Did you know that these beautiful bright yellow flowers bloom anytime between December and March (summer), depending on when they are planted and on weather conditions? The middle of summer is often the peak season for harvest too! Once they flower, they offer stunning photo opportunities (#forthegram!) for about three weeks only. Afterwards, the sunflowers start to wilt, lose their petals and look very sad and droopy. The farmers also rotate their crops, so you won’t find the sunflower crops in the same spot every year.
Fun fact: Sunflower seeds are harvested from the flower head (big round centre) and can be easily picked off when ripened!
Want to find more Low Carb ingredients?
Known as the fruits of sunflowers, sunflower seeds have a mild, nutty flavour with a crunchy texture that adds to both savoury and sweet foods. We’ve explored the numerous health benefits of this small but versatile ingredient, but this is not the end. There are so many other low carb ingredients that you can add to your diet!

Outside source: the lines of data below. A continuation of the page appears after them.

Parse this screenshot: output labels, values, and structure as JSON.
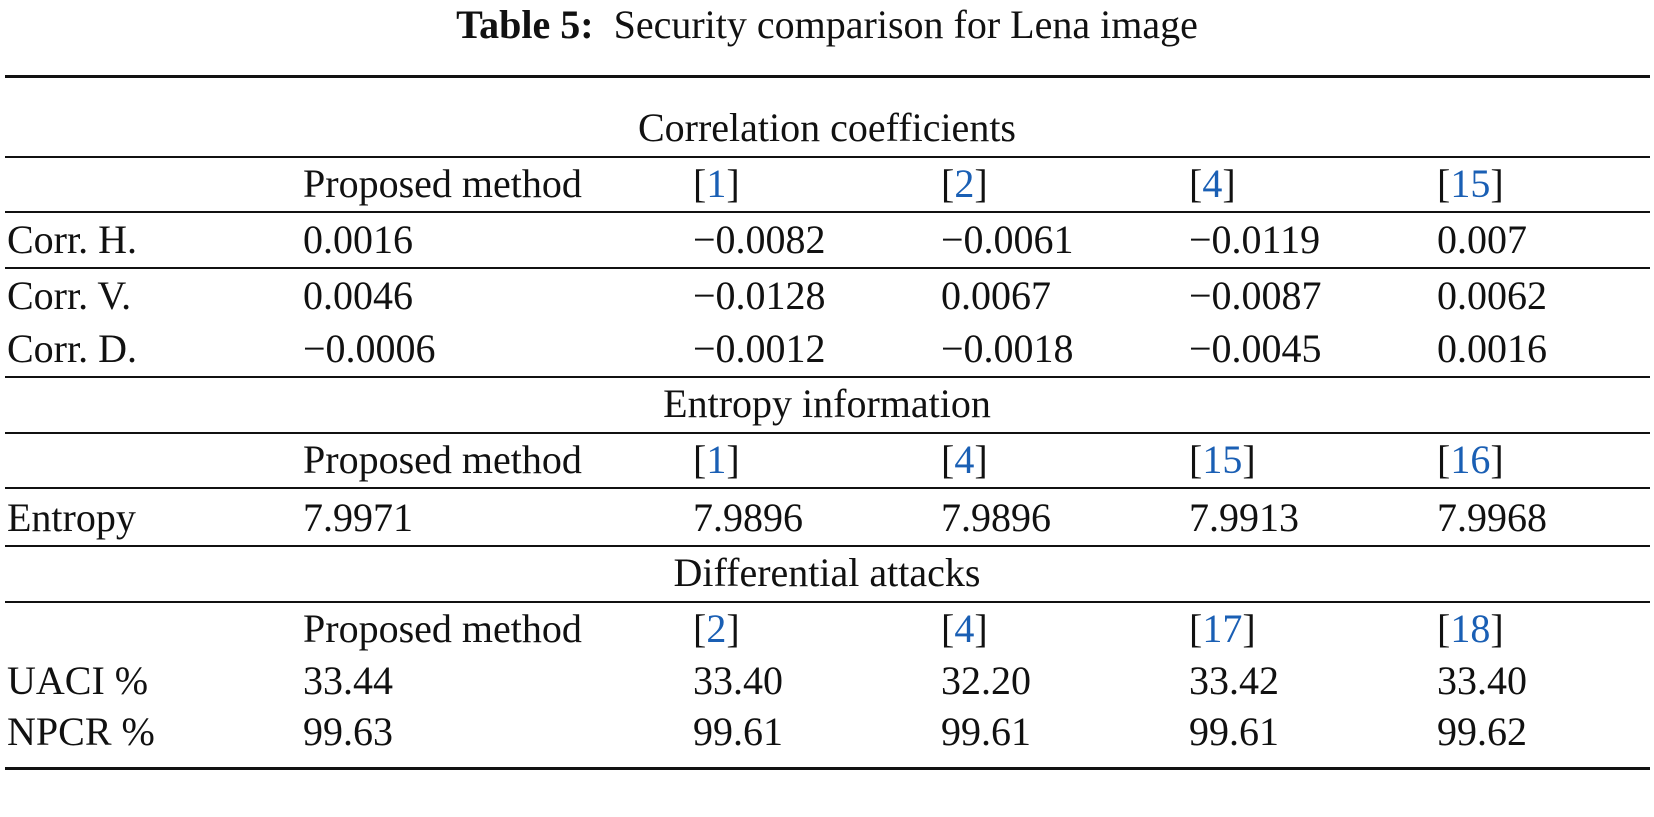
{
  "caption": {
    "label": "Table 5:",
    "text": "Security comparison for Lena image"
  },
  "sections": {
    "correlation": {
      "title": "Correlation coefficients",
      "header": [
        "Proposed method",
        "1",
        "2",
        "4",
        "15"
      ],
      "rows": [
        {
          "label": "Corr. H.",
          "values": [
            "0.0016",
            "−0.0082",
            "−0.0061",
            "−0.0119",
            "0.007"
          ]
        },
        {
          "label": "Corr. V.",
          "values": [
            "0.0046",
            "−0.0128",
            "0.0067",
            "−0.0087",
            "0.0062"
          ]
        },
        {
          "label": "Corr. D.",
          "values": [
            "−0.0006",
            "−0.0012",
            "−0.0018",
            "−0.0045",
            "0.0016"
          ]
        }
      ]
    },
    "entropy": {
      "title": "Entropy information",
      "header": [
        "Proposed method",
        "1",
        "4",
        "15",
        "16"
      ],
      "rows": [
        {
          "label": "Entropy",
          "values": [
            "7.9971",
            "7.9896",
            "7.9896",
            "7.9913",
            "7.9968"
          ]
        }
      ]
    },
    "differential": {
      "title": "Differential attacks",
      "header": [
        "Proposed method",
        "2",
        "4",
        "17",
        "18"
      ],
      "rows": [
        {
          "label": "UACI %",
          "values": [
            "33.44",
            "33.40",
            "32.20",
            "33.42",
            "33.40"
          ]
        },
        {
          "label": "NPCR %",
          "values": [
            "99.63",
            "99.61",
            "99.61",
            "99.61",
            "99.62"
          ]
        }
      ]
    }
  }
}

Made from grinding blanched (skin removed) almonds, almond flour has a beautiful light cream colour and a delicious buttery taste. It is a perfect substitute for traditional wheat flour due to its versatility to cater for low carb, keto and sugar-free baking. Almond flour is especially high in healthy fats and fibre which will keep you full for longer and help you tackle those nasty snack attacks!
Chia seeds are the ‘superfood’ you need for your high protein, low carb diet. These tiny seeds are packed with protein, fibre and have more omega-3 fatty acids than any other plant food! The thick gel formed by chia seeds also keeps you feeling full for longer, as it slows down the rate at which your carbs turn into sugar. They’re perfect, easy and very good for you.